Alien Tower (Alien Wolf Tales #7)
Prologue
The jungle surrounded Baylin like a living thing.
The air was heavy with the scent of damp earth, rotting vegetation, and something floral and sickly sweet that clung to the back of his throat.
Everything was green—variations on a theme so overwhelming that it felt as if he were drowning in chlorophyll.
He pushed through another curtain of hanging vines, sweat trickling down his spine.
The journey had taken longer than he’d anticipated.
A week by horseback to the nearest outpost, then ten days of hiking through terrain that resisted every step.
The jungle didn’t want him here. Everything about it was designed to entangle intruders and swallow them whole.
But he was Vultor.
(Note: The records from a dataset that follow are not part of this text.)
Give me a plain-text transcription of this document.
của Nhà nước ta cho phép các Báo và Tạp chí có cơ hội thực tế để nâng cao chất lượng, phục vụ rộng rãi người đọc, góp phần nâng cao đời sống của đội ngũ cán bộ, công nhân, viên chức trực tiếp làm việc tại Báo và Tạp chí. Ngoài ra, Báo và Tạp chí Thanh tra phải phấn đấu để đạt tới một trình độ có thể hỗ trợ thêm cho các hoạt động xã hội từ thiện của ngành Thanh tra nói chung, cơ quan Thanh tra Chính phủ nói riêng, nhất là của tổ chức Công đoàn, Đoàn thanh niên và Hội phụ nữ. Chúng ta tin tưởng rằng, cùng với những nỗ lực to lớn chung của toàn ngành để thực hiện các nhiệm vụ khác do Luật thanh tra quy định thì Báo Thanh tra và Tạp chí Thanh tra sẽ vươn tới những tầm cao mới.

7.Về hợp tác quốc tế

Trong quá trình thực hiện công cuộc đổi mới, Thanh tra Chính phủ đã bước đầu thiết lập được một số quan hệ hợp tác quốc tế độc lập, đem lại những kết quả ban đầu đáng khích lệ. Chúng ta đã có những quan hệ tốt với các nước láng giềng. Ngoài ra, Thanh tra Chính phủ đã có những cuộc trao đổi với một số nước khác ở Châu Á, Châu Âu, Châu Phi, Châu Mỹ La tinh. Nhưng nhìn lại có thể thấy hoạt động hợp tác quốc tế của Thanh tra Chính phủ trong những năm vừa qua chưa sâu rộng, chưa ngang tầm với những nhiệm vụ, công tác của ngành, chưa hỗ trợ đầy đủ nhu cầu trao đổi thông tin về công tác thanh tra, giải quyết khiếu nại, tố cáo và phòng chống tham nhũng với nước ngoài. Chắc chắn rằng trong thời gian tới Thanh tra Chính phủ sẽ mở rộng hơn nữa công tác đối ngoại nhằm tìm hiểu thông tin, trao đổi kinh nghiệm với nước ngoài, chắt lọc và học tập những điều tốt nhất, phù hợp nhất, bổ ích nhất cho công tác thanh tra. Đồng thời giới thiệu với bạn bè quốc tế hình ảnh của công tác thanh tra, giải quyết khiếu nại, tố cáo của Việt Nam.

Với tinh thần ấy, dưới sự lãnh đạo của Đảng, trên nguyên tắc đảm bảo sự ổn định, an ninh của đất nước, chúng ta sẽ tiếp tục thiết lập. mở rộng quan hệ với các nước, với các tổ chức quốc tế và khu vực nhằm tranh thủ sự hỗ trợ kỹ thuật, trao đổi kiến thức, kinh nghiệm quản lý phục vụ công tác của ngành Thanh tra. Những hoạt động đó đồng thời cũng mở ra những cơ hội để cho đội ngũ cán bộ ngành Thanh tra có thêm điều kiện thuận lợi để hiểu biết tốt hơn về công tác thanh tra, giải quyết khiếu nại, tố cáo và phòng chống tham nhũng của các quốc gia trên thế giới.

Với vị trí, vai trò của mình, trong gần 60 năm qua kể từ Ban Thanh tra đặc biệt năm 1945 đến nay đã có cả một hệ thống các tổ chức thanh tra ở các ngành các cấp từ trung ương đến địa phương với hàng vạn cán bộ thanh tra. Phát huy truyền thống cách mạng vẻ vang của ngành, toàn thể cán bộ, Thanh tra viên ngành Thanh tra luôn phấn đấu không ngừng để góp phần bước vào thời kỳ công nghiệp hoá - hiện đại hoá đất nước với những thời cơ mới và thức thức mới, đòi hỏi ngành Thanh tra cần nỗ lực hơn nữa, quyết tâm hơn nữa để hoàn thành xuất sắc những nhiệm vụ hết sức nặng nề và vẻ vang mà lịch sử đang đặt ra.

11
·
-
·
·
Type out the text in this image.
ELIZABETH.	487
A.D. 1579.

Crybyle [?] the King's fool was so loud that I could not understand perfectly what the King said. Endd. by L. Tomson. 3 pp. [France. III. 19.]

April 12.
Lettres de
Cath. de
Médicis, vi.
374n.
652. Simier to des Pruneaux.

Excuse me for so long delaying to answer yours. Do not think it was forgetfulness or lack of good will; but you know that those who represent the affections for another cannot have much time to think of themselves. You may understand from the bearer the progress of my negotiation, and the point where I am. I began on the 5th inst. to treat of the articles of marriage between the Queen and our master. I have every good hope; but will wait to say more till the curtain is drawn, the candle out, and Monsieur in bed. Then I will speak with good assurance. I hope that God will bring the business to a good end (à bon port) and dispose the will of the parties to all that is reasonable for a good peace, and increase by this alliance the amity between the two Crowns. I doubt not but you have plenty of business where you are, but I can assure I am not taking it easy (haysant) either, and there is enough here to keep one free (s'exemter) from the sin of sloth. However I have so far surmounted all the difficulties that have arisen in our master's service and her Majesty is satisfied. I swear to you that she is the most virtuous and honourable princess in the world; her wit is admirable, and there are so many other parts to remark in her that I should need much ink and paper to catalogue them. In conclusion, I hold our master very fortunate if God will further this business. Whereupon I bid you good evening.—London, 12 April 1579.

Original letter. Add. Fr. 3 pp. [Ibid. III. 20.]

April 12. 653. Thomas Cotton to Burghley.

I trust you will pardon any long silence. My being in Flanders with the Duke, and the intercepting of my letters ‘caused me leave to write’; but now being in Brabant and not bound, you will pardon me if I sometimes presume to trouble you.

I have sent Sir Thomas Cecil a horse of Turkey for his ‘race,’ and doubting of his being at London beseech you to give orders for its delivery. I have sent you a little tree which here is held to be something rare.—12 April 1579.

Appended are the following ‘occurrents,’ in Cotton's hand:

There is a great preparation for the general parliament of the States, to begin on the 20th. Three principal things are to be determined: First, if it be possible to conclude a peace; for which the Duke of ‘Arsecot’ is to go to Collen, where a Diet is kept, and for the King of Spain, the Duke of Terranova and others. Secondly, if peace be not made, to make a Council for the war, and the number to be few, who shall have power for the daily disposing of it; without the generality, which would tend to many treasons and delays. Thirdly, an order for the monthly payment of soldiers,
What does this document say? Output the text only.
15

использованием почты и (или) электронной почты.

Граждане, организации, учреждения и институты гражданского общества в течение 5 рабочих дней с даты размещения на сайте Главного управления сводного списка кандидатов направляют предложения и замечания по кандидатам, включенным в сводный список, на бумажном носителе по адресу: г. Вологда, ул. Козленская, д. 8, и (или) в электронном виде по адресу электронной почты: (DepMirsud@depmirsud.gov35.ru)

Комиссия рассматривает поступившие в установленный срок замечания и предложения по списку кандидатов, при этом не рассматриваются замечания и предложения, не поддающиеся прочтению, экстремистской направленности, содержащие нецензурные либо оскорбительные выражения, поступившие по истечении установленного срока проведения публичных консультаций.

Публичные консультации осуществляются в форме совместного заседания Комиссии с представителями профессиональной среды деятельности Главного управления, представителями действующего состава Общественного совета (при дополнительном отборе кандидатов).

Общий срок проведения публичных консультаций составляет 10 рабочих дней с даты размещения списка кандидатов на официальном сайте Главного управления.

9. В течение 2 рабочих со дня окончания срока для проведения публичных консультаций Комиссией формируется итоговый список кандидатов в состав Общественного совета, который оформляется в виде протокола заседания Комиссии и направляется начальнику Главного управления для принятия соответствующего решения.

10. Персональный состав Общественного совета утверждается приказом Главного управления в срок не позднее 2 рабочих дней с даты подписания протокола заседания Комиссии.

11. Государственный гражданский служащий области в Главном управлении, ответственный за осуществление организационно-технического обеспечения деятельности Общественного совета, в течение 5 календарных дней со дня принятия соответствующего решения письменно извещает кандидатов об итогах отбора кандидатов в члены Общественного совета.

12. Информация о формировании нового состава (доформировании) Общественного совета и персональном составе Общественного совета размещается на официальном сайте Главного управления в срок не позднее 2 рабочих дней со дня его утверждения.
The jungle was merely an annoyance.
He paused at the top of a small rise to study his surroundings.
All he could see was more jungle, a thick canopy of trees that stretched towards an ocean he couldn’t see but could sense in the faint tang of salt underlying the heavier scents of the jungle.
The air shimmered with heat and humidity, and insects buzzed around his head with lazy persistence.
According to the coordinates, he was close, but it was already too late in the day to travel much farther.
Instead of making camp right away, he chose the tallest tree he could find and began to climb.
By the time he broke through the canopy, the branches had thinned to the point where they swayed dangerously beneath his weight, but the climb was worth it.
The glittering expanse of the sea stretched out in front of him, streaked with red and purple by the setting sun.
And there, on a rocky outcropping at the very edge of the jungle stood the tower.
A weathered stone structure the color of the rocks, somehow both ancient and timeless, with several smaller buildings clustered around the base.
He’d found it.
A light suddenly spilled out into the deepening twilight from one of the windows carved into the stone. An artificial light. Technology in a place where technology should not exist.
Someone was there.
Night was rapidly creeping over the jungle.
He should return to the ground and make camp.
Instead, he stared at that distant light and wondered who had been hiding here for twenty years.
The mystery called to him, pulling at something deep in his chest as if it held the answer to the restlessness that had kept him traveling for so long.
The tower had secrets.
And he was going to discover exactly what they were.